Parents and other adults who are “only trying to help” may do harm rather than good, as a recent study from the journal Pediatrics makes clear.

It is a good discussion and I’m glad to see it.  At the same time, it can be upsetting to see things you’ve lived with discussed dispassionately. Dr Rebecca Puhl, from the fat-phobic Rudd Center, appears, as does Ellyn Satter.

“There still remains the widespread perception that a little stigma can be a good thing, that it might motivate weight loss,” said Dr.
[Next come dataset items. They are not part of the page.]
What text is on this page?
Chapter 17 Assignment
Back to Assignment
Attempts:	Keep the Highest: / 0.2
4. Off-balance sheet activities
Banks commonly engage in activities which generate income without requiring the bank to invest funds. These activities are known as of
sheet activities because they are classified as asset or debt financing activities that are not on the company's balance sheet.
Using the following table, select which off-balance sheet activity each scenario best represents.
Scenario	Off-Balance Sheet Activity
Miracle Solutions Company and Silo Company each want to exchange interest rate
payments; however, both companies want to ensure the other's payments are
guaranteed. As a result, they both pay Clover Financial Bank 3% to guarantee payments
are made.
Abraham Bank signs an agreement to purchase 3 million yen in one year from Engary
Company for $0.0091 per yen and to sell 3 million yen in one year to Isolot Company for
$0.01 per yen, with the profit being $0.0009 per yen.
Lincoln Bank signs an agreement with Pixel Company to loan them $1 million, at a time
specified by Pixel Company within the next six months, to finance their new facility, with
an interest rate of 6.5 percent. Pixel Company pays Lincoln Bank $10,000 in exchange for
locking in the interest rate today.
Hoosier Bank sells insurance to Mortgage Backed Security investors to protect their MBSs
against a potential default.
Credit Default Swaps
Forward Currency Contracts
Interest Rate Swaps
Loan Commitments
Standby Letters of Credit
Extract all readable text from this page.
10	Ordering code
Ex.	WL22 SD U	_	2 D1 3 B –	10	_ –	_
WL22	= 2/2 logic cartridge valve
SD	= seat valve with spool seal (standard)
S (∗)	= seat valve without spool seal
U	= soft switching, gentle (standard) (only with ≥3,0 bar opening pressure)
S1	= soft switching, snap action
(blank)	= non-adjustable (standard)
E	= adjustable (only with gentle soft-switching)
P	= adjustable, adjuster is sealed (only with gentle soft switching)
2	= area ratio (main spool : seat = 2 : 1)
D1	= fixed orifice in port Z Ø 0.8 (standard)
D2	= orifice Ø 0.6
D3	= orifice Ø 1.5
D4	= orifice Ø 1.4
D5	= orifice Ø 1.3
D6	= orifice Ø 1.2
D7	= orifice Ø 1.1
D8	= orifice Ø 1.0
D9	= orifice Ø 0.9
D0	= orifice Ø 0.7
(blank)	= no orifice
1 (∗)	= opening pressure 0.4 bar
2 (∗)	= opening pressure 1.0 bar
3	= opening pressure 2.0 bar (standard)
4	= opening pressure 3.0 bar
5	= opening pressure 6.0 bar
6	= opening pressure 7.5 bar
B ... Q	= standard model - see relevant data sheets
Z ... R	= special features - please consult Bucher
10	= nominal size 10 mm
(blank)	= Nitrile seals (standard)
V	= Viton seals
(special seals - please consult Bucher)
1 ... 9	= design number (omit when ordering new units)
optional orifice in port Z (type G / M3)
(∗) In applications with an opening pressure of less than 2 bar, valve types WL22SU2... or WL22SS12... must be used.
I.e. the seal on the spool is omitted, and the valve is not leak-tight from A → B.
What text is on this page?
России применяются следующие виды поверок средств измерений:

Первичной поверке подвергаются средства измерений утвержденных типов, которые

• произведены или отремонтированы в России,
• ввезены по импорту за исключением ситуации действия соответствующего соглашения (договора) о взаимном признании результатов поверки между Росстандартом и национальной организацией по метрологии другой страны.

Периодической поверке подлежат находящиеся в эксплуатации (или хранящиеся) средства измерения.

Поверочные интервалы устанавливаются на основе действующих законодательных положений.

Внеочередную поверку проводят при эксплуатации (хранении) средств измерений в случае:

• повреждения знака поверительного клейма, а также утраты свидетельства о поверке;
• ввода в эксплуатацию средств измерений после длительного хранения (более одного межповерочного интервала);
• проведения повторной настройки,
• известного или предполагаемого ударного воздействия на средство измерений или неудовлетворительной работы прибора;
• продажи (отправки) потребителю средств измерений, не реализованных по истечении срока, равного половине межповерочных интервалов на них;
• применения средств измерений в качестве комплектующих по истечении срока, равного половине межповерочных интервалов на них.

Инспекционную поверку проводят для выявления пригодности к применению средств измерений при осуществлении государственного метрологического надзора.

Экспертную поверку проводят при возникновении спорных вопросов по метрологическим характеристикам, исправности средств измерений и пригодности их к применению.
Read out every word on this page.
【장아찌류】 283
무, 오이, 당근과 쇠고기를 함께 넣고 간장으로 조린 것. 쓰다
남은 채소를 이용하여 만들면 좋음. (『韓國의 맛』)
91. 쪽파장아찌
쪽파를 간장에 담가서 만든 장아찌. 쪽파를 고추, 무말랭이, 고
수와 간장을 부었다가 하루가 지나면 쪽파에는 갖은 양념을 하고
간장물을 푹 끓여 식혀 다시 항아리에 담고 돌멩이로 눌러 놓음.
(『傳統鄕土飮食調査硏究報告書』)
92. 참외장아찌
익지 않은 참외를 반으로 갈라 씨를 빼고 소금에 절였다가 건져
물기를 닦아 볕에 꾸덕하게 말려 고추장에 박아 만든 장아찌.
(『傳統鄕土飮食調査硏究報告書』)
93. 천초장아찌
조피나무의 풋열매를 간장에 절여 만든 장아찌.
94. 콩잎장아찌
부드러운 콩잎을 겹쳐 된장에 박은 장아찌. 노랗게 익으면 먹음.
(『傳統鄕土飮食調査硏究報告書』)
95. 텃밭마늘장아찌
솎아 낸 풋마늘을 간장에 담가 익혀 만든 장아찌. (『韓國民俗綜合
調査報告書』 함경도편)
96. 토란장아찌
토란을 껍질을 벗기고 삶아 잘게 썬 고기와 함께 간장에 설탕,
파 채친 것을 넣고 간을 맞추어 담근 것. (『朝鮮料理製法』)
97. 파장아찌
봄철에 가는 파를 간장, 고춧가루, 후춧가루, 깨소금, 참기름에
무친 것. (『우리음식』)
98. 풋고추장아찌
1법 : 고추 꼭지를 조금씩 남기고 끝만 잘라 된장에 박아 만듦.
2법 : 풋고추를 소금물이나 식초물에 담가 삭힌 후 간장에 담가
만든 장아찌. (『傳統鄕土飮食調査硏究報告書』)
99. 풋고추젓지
Puhl, a clinical psychologist. (Medical doctors, too, fall prey to this misconception.) But research done at the Rudd Center and elsewhere has shown that even well-intentioned commentary from parents and other adults can trigger disordered eating, use of laxatives and other dangerous weight-control practices, and depression.

Hells yes, y’all, parents can bully their fat children.  Or maybe you don’t want to call it “bullying.”  Maybe you want to call it teasing, belittling, or harassing.  Oh, here’s one: providing incentive.  Maybe buying your kids clothes that “will fit when you lose weight” instead of now, or pointing out that the fat kid gets different (less) food than the rest of the family, is just something that “has to be done” too.  No, it’s not.  It is abusive. And you should not be surprised if the kids you reject for being fat reject you in turn.

Kudos to Harriet for broaching a topic that many parents like to pretend doesn’t exist.  Also for common sense suggestions, including

¶ Don’t blame your child for his weight. […]

¶ Don’t engage in “fat talk,” complaining about weight and appearance, whether it’s your own, your child’s or a celebrity’s. [….]

¶ Don’t promise your child that if only he lost weight, he wouldn’t be bullied or teased. […]

¶ Don’t treat your child as if he has — or is — a problem that needs remedying. “This will make him feel flawed and inferior,” says Ellyn Satter, a dietitian and therapist in Madison, Wis., and author of “Your Child’s Weight: Helping Without Harming.” Instead, she suggests, focus on a child’s other good qualities, and encourage traits like common sense, character and problem-solving skills.

I would strongly recommend NOT reading the comments in the Times.